16e 9bre 1774, à Ferney
Monsieur,
Quand Mr De La Harpe m'envoia son bel éloge de La Fontaine qui n'a point eu le prix, je lui mandai qu'il fallait que celui qui l'a remporté fût le discours le plus parfait qu'on eût vu dans toutes les académies de ce monde.
Vôtre ouvrage m'a prouvé que je ne me suis pas trompé. Je bénis Dieu dans ma décrépitude de voir qu'il y ait aujourd'hui des genres dans lesquels on est bien audessus du grand siècle de Louis 14. Ces genres ne sont pas en grand nombre, et c'est ce qui redouble l'obligation que je vous ai. Je vous remercie du fond de mon coeur usé, de tous les plaisirs nouveaux que vôtre ouvrage m'a donnés. Tout ce que je peux vous dire c'est que Lafontaine n'aurait jamais pu parler d'Esope et de Phêdre aussi bien que vous parlez de lui.
A propos, Monsieur, vous me reprochez, mais avec vôtre politesse et vos grâces ordinaires, d'avoir dit que Lafontaine n'était pas assez peintre. Il me souvient en effet d'avoir dit autrefois qu'il n'était pas un peintre aussi fécond, aussi varié, aussi animé que L'Arioste, et c'était à propos de Joconde. J'avoue mon hérésie au plus aimable prêtre de nôtre église.

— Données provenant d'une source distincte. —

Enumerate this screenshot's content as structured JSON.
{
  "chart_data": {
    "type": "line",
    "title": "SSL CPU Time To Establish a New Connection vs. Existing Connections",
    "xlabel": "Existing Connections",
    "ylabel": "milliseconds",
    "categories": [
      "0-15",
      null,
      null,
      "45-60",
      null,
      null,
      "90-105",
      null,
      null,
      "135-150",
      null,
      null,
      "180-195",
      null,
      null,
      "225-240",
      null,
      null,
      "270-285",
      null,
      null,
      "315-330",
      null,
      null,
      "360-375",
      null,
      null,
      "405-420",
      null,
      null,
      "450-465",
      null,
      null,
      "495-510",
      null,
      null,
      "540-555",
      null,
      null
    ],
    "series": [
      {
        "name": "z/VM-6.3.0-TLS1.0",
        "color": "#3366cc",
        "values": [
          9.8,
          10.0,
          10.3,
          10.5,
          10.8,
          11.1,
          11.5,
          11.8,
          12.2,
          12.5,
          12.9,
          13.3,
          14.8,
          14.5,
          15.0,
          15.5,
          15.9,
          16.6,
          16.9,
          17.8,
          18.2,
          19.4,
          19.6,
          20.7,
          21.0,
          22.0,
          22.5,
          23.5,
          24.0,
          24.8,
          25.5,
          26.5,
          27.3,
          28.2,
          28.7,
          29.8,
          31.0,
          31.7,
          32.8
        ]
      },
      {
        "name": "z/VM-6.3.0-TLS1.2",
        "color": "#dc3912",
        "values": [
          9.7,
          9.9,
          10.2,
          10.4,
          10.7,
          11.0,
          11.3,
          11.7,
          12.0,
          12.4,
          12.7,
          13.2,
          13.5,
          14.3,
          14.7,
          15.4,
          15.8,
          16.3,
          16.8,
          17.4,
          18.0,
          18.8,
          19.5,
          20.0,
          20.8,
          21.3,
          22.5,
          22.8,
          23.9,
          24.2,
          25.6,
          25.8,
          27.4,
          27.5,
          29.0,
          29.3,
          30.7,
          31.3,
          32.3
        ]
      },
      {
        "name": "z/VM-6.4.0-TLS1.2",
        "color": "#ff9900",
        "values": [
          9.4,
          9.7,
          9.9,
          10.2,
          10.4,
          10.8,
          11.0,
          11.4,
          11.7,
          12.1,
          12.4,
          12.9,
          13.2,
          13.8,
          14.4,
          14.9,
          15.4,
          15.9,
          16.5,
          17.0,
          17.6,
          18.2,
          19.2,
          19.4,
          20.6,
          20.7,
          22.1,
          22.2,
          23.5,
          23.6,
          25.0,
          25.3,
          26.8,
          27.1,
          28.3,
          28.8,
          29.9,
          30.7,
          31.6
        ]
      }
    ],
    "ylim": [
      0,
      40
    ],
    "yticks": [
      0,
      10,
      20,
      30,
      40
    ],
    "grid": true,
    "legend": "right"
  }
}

Vous me faittes sentir plus que jamais combien Lafontaine est charmant dans ses bonnes fables; je dis dans ses bonnes, car ses mauvaises sont bien mauvaises. Mais que L'Arioste est supérieur à lui et à tout ce qui m'a jamais charmé! par la fécondité de son génie inventif, par la profusion de ses images, par la profonde connaissance du cœur humain, sans faire jamais le docteur, par ces railleries si naturelles dont il assaisonne les choses les plus terribles! J'y trouve toute la grande poësie d'Homère avec plus de variété; toute l'imagination des mille et une nuit; La sensibilité de Tibulle, les plaisanteries de Plaute, toujours le merveilleux et le simple. Les exordes de ses chants sont d'une morale si vraie et si enjouée! N'êtes vous pas étonné qu'il ait pu faire un poëme de plus de quarante mille vers dans lequel il n'y a pas un morceau ennuieux, et pas une ligne qui pèche contre la langue, pas un tour forcé, pas un mot impropre? et encor ce poëme est tout en stances.
Je vous avoue que cet Arioste est mon homme, ou plutôt un Dieu, comme disent messieurs de Florence, il divin’ Ariosto. Pardonnez moi ma folie. Lafontaine est un charmant enfant que j'aime de tout mon cœur, mais laissez moi en extase devant messer Ludovico, qui d'ailleurs a fait des épitres comparables à celles d'Horace. Multæ sunt mansiones in domo patris mei. Vous occupez une de ces places. Continuez, Monsieur, réhabilitez nôtre siècle, je le quitte sans regrêt. Aiez surtout, grand soin de vôtre santé. Je sais ce que c'est que d'avoir été quatre vingt et un ans malade.
Agréez, Monsieur l'estime sincère, et les respects du vieux bon homme.
V.
Je suis toujours très fâché de mourir sans vous avoir vu.